Putin will decide Russia’s response after receiving Patrushev’s report.
Russia’s standoff with Lithuania is part of their troubled relationship, dating back to Moscow’s annexation of the country along with Estonia and Latvia in 1940. The three pushed their move toward independence under former Soviet leader Mikhail Gorbachev and regained it when the USSR collapsed in 1991.
fears of escalation
Some in the West have long feared that Russia could consider military intervention to secure a land corridor between its ally Belarus and the Kaliningrad region via the so-called Suwalki Gap, a 65-kilometer strip of land along Poland’s border with Lithuania.
The rhetoric on Russian state television has risen to a high pitch, with commentator Vladimir Solovyov accusing the West of reckless moves that have ticked the clock on to World War III.
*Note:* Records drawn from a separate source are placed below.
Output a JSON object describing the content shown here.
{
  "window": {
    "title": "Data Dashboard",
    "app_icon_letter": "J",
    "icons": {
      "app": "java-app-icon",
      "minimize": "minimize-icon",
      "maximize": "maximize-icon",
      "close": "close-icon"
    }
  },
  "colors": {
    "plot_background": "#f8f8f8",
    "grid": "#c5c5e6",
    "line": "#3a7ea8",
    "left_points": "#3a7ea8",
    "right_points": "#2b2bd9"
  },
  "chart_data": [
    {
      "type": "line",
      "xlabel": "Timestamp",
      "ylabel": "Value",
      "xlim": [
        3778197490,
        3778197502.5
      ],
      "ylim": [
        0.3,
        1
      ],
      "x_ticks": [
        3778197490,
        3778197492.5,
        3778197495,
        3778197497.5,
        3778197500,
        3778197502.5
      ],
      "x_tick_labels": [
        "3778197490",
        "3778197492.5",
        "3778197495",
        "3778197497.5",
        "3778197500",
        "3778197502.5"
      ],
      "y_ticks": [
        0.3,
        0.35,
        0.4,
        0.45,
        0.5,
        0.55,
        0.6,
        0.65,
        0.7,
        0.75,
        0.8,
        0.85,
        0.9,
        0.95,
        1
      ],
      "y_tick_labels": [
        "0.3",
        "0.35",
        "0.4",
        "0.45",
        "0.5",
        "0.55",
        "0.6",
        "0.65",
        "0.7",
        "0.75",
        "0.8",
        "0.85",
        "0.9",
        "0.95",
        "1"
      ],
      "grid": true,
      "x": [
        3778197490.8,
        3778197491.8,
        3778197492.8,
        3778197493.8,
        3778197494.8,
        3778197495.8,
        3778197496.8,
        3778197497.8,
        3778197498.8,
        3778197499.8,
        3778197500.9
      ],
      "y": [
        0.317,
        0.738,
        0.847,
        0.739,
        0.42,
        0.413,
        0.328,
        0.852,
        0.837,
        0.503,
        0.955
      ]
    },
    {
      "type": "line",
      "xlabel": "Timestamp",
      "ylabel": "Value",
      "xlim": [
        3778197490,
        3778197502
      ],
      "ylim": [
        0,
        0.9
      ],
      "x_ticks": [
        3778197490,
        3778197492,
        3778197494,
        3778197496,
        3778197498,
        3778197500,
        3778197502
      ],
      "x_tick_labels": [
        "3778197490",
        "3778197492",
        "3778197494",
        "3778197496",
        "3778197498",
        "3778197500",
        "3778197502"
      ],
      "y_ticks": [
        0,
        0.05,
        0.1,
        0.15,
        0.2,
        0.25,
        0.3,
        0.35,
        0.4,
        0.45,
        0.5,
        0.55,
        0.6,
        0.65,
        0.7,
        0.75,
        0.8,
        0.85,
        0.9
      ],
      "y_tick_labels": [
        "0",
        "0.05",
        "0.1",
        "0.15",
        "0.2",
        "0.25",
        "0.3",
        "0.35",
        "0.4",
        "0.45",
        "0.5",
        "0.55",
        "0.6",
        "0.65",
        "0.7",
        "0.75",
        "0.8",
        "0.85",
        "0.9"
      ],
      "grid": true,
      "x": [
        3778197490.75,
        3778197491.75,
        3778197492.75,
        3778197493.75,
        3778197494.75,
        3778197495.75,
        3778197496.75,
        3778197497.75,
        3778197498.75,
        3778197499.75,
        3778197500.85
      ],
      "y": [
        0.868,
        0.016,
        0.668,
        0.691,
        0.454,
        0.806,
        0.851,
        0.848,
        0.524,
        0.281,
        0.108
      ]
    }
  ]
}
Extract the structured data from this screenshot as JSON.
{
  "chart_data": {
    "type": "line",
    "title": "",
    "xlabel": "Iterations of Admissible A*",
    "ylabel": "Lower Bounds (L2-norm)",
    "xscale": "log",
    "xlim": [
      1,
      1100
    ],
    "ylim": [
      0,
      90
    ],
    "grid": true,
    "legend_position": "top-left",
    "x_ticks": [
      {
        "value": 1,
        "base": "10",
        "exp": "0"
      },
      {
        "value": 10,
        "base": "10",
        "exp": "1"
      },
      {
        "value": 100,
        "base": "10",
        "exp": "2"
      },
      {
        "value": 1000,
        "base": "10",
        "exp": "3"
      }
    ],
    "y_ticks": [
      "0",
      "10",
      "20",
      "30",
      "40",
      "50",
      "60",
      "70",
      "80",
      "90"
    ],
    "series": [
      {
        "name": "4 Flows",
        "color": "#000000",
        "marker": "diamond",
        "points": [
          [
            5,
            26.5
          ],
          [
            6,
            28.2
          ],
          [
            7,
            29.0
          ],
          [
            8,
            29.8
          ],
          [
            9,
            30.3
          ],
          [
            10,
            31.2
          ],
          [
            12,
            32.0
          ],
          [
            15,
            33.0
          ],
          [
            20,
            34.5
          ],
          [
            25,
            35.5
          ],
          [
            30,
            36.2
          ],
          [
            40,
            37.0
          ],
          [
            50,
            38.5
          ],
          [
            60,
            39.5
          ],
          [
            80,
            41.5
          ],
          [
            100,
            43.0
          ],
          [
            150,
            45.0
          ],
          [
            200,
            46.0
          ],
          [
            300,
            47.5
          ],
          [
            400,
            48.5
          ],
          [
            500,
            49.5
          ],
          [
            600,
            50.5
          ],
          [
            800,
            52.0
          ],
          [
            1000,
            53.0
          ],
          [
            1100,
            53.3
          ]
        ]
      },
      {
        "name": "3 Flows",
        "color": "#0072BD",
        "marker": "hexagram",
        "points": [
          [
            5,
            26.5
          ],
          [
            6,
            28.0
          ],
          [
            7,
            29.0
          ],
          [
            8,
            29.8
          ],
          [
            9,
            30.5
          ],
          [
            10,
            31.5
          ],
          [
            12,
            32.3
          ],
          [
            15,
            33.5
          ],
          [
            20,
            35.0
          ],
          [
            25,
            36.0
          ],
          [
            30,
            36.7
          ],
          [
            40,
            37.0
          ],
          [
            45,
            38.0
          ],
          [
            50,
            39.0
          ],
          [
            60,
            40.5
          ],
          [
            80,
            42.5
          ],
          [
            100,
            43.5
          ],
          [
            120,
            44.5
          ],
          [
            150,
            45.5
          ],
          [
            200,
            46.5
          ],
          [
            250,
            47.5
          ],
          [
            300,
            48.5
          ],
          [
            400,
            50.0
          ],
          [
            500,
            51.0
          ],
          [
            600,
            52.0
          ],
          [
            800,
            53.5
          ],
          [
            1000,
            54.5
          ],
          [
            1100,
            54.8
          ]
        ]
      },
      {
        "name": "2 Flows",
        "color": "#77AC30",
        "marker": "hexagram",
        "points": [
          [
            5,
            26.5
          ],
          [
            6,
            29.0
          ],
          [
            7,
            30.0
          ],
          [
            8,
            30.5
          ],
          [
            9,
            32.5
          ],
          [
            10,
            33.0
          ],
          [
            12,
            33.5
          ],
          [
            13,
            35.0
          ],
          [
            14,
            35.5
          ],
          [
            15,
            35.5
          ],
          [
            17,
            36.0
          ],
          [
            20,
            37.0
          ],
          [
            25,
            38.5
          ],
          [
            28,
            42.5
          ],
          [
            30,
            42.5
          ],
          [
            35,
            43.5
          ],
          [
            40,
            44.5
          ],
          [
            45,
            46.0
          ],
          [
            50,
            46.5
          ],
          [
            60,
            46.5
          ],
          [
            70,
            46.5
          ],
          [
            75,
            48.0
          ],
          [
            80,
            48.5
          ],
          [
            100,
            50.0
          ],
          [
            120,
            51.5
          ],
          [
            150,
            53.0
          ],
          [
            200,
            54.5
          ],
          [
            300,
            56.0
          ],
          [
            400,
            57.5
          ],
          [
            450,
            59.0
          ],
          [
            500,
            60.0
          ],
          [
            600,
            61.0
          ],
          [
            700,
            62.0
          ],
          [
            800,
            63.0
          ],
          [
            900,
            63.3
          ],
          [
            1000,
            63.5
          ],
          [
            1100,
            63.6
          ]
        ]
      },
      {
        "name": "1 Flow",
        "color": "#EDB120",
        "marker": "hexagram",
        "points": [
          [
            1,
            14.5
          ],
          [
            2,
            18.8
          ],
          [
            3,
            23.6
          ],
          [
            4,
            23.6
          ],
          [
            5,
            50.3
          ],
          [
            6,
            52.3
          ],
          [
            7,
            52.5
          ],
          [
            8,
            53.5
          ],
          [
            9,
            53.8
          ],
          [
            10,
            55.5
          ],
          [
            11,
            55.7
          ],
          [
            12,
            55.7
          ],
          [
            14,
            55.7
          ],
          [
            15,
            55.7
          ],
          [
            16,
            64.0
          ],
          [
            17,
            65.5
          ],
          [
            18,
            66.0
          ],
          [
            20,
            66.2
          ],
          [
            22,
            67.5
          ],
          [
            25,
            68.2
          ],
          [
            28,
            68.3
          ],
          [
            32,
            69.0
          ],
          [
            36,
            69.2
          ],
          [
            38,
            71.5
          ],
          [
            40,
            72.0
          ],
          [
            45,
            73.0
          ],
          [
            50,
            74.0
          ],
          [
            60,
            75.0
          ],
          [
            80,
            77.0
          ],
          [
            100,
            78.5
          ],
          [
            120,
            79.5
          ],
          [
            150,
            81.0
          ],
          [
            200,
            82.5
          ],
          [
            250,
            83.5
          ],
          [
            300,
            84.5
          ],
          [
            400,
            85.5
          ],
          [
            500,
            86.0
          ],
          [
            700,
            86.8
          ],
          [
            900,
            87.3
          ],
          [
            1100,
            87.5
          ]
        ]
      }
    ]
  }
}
Lithuanian Defense Minister Arvydas Anusauskas on Wednesday warned of the risk of Russian provocations amid tensions in Kaliningrad. “Of course, if you have a military force and they are ruled by fools – I apologize for the expression – you can expect anything,” he said, adding that Lithuania is confident and counts on its NATO allies.
With most of Russia’s military stuck in Ukraine, any use of force in the Baltics could exceed Moscow’s capabilities for conventional weapons.
Estonian Prime Minister Kaja Kallas said she did not believe there was a military threat to Lithuania, adding that Russia was trying to pressure the EU to ease sanctions.
“Russia is very good at playing on our fears so that, you know, we back down from our decisions,” Kallas said in an interview with The Associated Press.
A Russian attempt to use force against Poland or Lithuania would trigger a direct conflict with NATO, which is obligated to protect each of its members under their charter’s mutual defense clause known as Article 5.
On Tuesday, US State Department spokesman Ned Price stressed Washington’s “ironically strong” commitment to the clause, which he described as NATO’s “fundamental principle.”
Russia’s Deputy Foreign Minister Sergei Ryabkov responded by warning the EU and NATO against “dangerous rhetorical games” over Kaliningrad. “Some influential and powerful forces in the West are doing everything in their power to further escalate tensions in relations with Russia,” he said, adding “some simply have no limits when it comes to inventing scenarios in which a military confrontation with us seems inevitable.”
Liudas Dapkus in Vilnius, Lithuania contributed.